Experts Resurrect Caravaggio’s "The Raising of Lazarus" in Rome, Throwing New Light on the Master of Chiaroscuro

Experts Resurrect Caravaggio’s "The Raising of Lazarus" in Rome, Throwing New Light on the Master of Chiaroscuro
Caravaggio's "Resurrection of Lazarus," before and after the restoration
(Courtesy Wikipaintings / Getty Images)

This month, Caravaggio’s painting “The Raising of Lazarus” returns from the dead.

Following an intensive five-month restoration that has transformed the classic painting, the work will be featured in a one-work exhibition at the Palazzo Braschi in Rome. Depicting the miracle in which Jesus resurrects Lazarus in the presence of family members who buried him, the baroque work features the dark, emotional style that made Caravaggio a favorite among ecclesiastical patrons looking to stir up emotion among the faithful during the Counter Reformation. While preserving the painting’s brooding overall tone, by clearing away dust and sediment, restoration experts at Rome's Superior Institute of Conservation and Restoration have, in essence, brought new light to Caravaggio’s trademark shadows.


The result is a scene only a little more dramatic than the circumstances under which the painting was made. Between 1608 and 1609, while he was painting “The Raising,” the notoriously roguish Caravaggio was living in Sicily, on the run from a military and religious order known as the Knights of Malta for injuring one of their members.

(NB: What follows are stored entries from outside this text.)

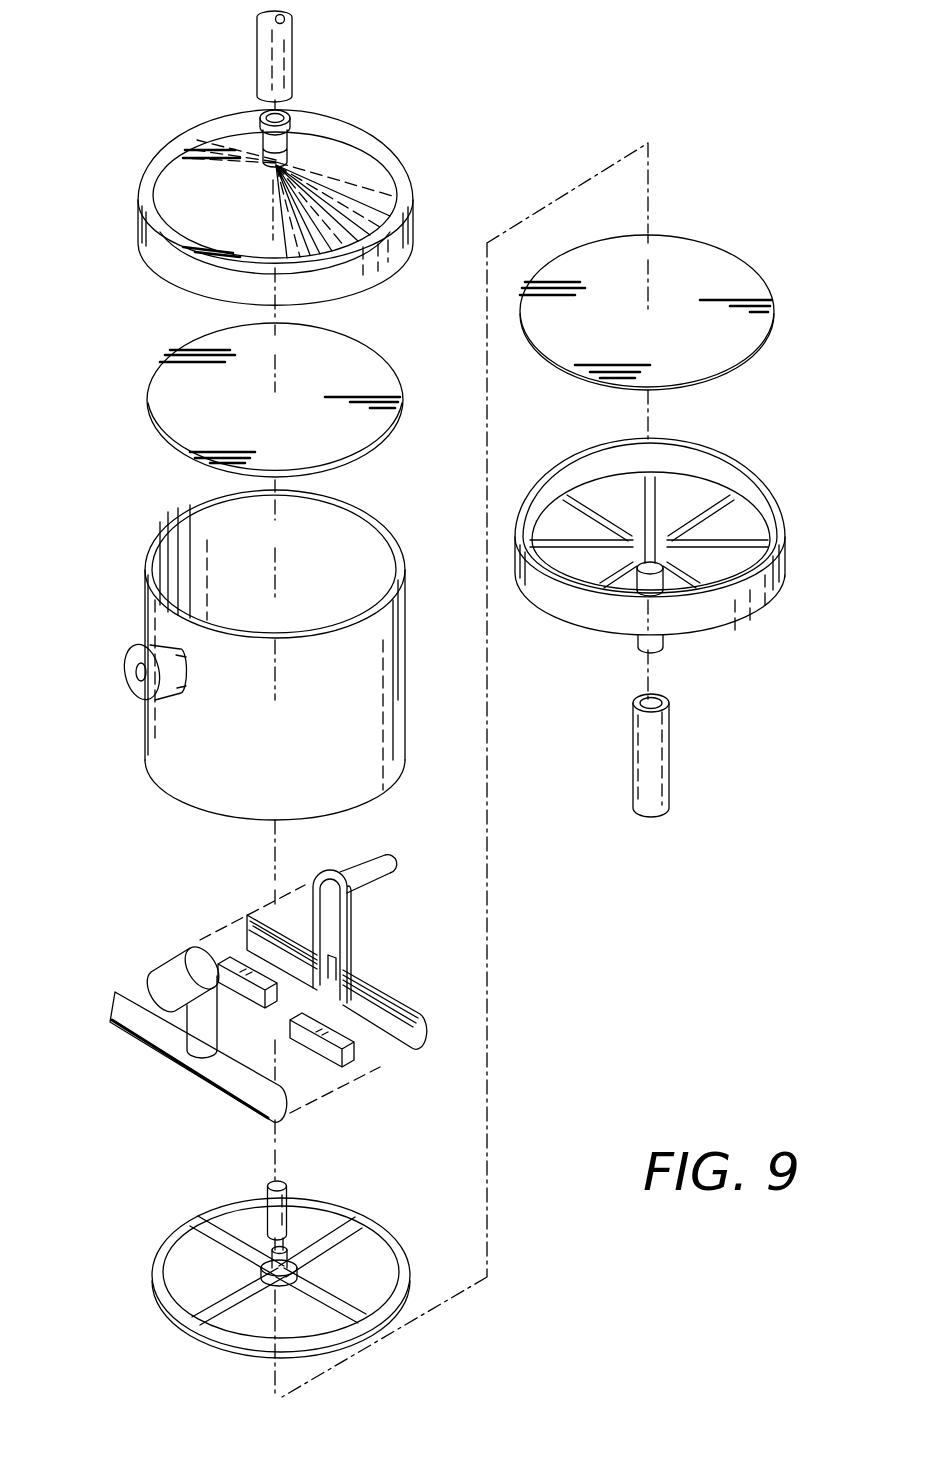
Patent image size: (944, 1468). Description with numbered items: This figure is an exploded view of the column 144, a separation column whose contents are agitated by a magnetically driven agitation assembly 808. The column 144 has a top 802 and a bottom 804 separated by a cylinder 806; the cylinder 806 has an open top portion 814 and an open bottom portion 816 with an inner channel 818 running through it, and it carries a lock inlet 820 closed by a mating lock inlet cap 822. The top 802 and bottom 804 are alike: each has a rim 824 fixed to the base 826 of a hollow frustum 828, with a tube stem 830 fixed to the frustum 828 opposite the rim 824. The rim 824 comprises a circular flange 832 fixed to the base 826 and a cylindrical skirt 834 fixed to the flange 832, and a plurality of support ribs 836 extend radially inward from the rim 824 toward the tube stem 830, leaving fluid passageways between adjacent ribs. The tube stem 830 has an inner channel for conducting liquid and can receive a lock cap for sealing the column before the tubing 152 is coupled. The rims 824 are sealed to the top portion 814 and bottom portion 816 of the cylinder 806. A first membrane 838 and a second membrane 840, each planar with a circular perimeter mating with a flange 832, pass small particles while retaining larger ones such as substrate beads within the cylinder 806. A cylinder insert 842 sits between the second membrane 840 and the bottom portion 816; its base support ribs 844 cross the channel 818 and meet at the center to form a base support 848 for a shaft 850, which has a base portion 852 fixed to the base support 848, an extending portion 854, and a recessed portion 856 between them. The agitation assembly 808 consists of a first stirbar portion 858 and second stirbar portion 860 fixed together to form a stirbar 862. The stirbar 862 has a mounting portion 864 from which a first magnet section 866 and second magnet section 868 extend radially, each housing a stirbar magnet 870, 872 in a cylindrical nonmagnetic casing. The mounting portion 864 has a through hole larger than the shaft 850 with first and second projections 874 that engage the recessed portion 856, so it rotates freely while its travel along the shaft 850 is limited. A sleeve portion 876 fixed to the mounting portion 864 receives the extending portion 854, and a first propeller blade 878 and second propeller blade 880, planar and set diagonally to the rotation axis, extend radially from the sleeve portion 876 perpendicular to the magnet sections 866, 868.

The column 144 is at (457, 698).
The tubing 152 is at (292, 30).
The top 802 is at (280, 176).
The bottom 804 is at (660, 534).
The cylinder 806 is at (262, 668).
The agitation assembly 808 is at (315, 971).
The top portion 814 is at (147, 590).
The bottom portion 816 is at (182, 790).
The inner channel 818 is at (298, 573).
The lock inlet 820 is at (127, 671).
The lock inlet cap 822 is at (138, 683).
The rim 824 is at (473, 326).
The base 826 is at (155, 205).
The hollow frustum 828 is at (208, 150).
The tube stem 830 is at (295, 140).
The flange 832 is at (405, 205).
The skirt 834 is at (397, 248).
The support ribs 836 is at (705, 510).
The first membrane 838 is at (186, 352).
The second membrane 840 is at (732, 248).
The cylinder insert 842 is at (300, 1246).
The base support ribs 844 is at (355, 1235).
The base support 848 is at (297, 1267).
The shaft 850 is at (271, 1207).
The base portion 852 is at (268, 1267).
The extending portion 854 is at (268, 1195).
The recessed portion 856 is at (205, 1208).
The first stirbar portion 858 is at (172, 1073).
The second stirbar portion 860 is at (422, 1022).
The stirbar 862 is at (394, 908).
The mounting portion 864 is at (187, 1070).
The first magnet section 866 is at (112, 993).
The second magnet section 868 is at (252, 1088).
The stirbar magnet 870 is at (222, 964).
The stirbar magnet 872 is at (345, 1058).
The first and second projections 874 is at (333, 952).
The sleeve portion 876 is at (350, 918).
The first propeller blade 878 is at (195, 1010).
The second propeller blade 880 is at (390, 866).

This was after fleeing a charge for murdering an Umbrian nobleman in Rome. Pope Paul V had issued a death warrant against him, and he is said to have suffered several attempts on his life in addition to engaging in the scuffles and street brawls for which he was already famous.

Restoration expert Anna Maria Marcone tells La Reppublica that Caravaggio made the “Raising” in a hurried commission for a Genovese merchant. “There was an urgency to finish up,” she said. “Hence the expedient use of dark-pitched tones, revealing the figures with a few light secure strokes, which now appear as shafts of light.”

Additional analysis by chief restorers Carla Zaccheo and Emanuela Ozino Calligaris has given experts a precise index of the materials that Caravaggio used. “In Sicily, Caravaggio uses what he finds: local materials,” Marcone told La Reppublica. “The work effectively gives you a sense of an artist who has arrived at the climax of his technical and expressive abilities.”